In many plant laboratories today, protein markers have been superseded by DNA markers, which are fragments of DNA that are distinguished from one another because of the differences in their base sequences.
To generate DNA markers, DNA is extracted from plants and cut into fragments with special enzymes known as restriction enzymes. The fragments are then separated by electrophoresis on an agarose gel and analyzed.
Some of the widely used DNA markers in many laboratories are different lengths of DNA fragments, known as restriction fragment polymorphisms (RFLPs) or short sequences of DNA bases that are repeated many times in tandem (head to tail), called variable number of tandem repeats (VNTR), a type of RFLP.
RFLP analysis distinguishes between heterozygous and homozygous genotypes. Heterozygotes yield two fragments on a gel, while homozygous genotypes yield a single fragment.
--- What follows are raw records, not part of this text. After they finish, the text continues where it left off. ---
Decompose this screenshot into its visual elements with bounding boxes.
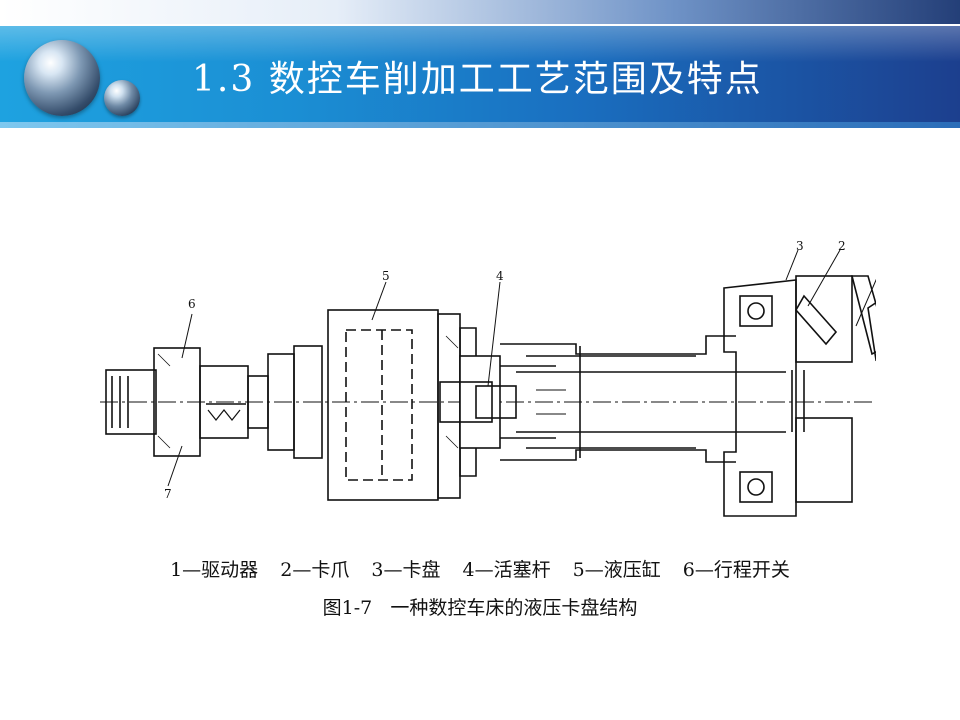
legend-item-3: 3—卡盘 (371, 559, 441, 581)
caption-text: 一种数控车床的液压卡盘结构 (390, 597, 638, 619)
figure-caption: 图1-7 一种数控车床的液压卡盘结构 (0, 593, 960, 620)
header-main-band (0, 26, 960, 122)
part-label-7: 7 (164, 487, 172, 501)
legend-item-5: 5—液压缸 (572, 559, 661, 581)
header-top-band (0, 0, 960, 24)
part-label-3: 3 (796, 239, 804, 253)
legend-item-2: 2—卡爪 (280, 559, 350, 581)
header-bottom-line (0, 122, 960, 128)
header-shine (0, 26, 960, 62)
globe-logo-small (104, 80, 140, 116)
figure-legend: 1—驱动器 2—卡爪 3—卡盘 4—活塞杆 5—液压缸 6—行程开关 (0, 555, 960, 582)
caption-number: 图1-7 (322, 597, 373, 619)
hydraulic-chuck-diagram: 1 2 3 4 5 6 7 (100, 239, 876, 517)
legend-item-1: 1—驱动器 (170, 559, 259, 581)
legend-item-6: 6—行程开关 (682, 559, 790, 581)
slide-header: 1.3 数控车削加工工艺范围及特点 (0, 0, 960, 130)
part-label-4: 4 (496, 269, 504, 283)
part-label-6: 6 (188, 297, 196, 311)
slide-title: 1.3 数控车削加工工艺范围及特点 (192, 59, 763, 100)
part-label-5: 5 (382, 269, 390, 283)
globe-logo-large (24, 40, 100, 116)
legend-item-4: 4—活塞杆 (462, 559, 551, 581)
part-label-2: 2 (838, 239, 846, 253)
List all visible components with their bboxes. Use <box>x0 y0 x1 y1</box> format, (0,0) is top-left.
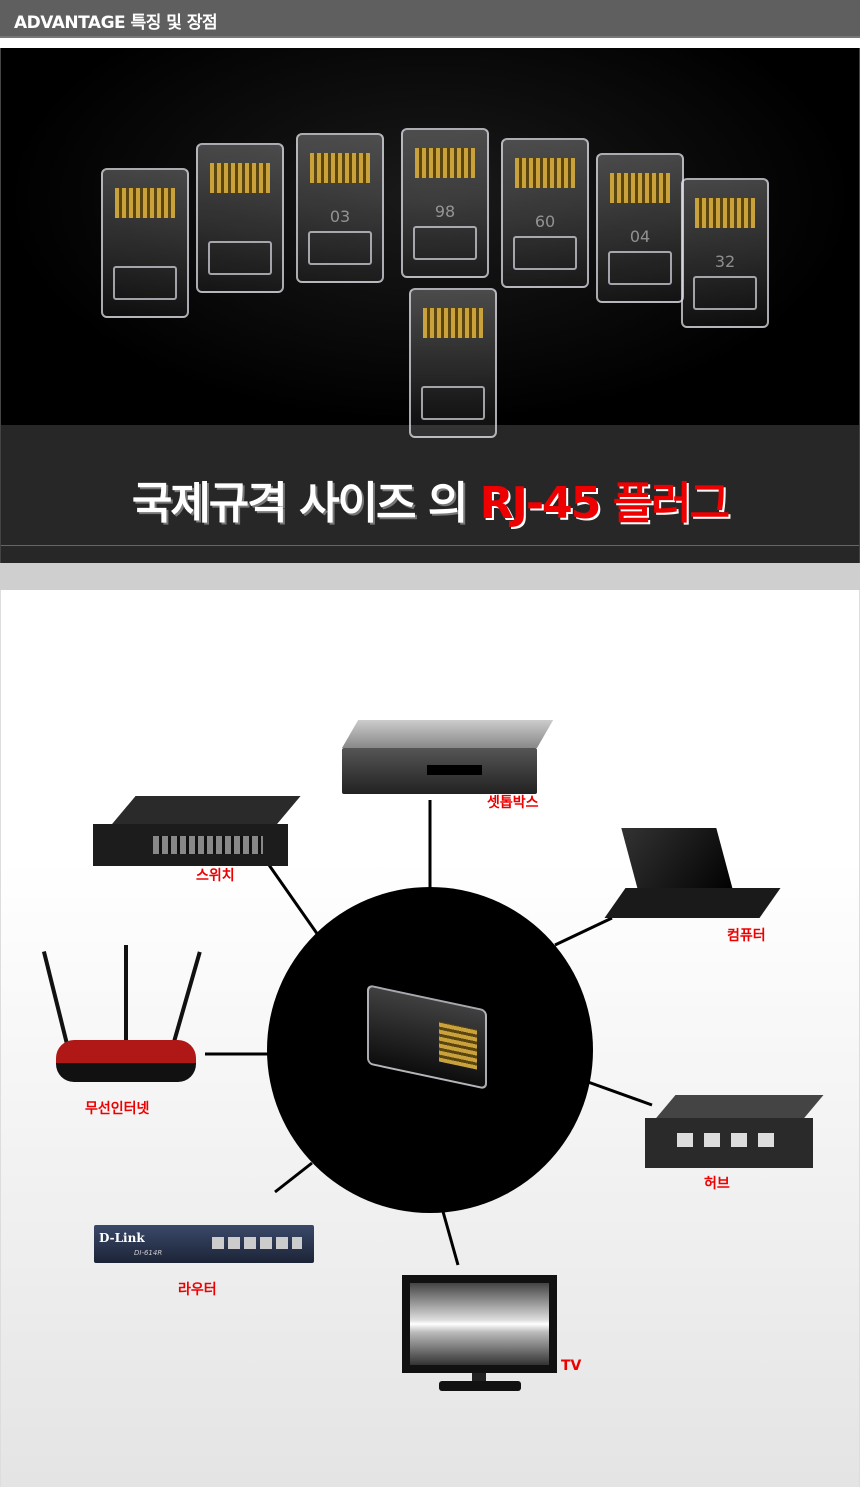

Another DNA marker, known as random amplified polymorphic DNAs (RAPDs), have become extremely popular DNA markers with plant scientists. They are DNA fragments amplified by a technique known as polymerase chain reaction (PCR) using a short primer consisting of ten nucleotides chosen randomly and then separated by size by agarose gel electrophoresis.
Polymorphisms are revealed when a DNA fragment is amplified in one plant and fails to amplify in another. On a gel, the researcher checks for the presence or absence of the marker.
Many studies involving parentage of seeds and seed pods have been done using DNA markers. The DNA profiles of seeds or seed pods are compared to maternal and paternal plants. If seeds were produced by cross-pollination, then half of the DNA bands of the seeds would be found in the maternal plant and the other half from the paternal plant.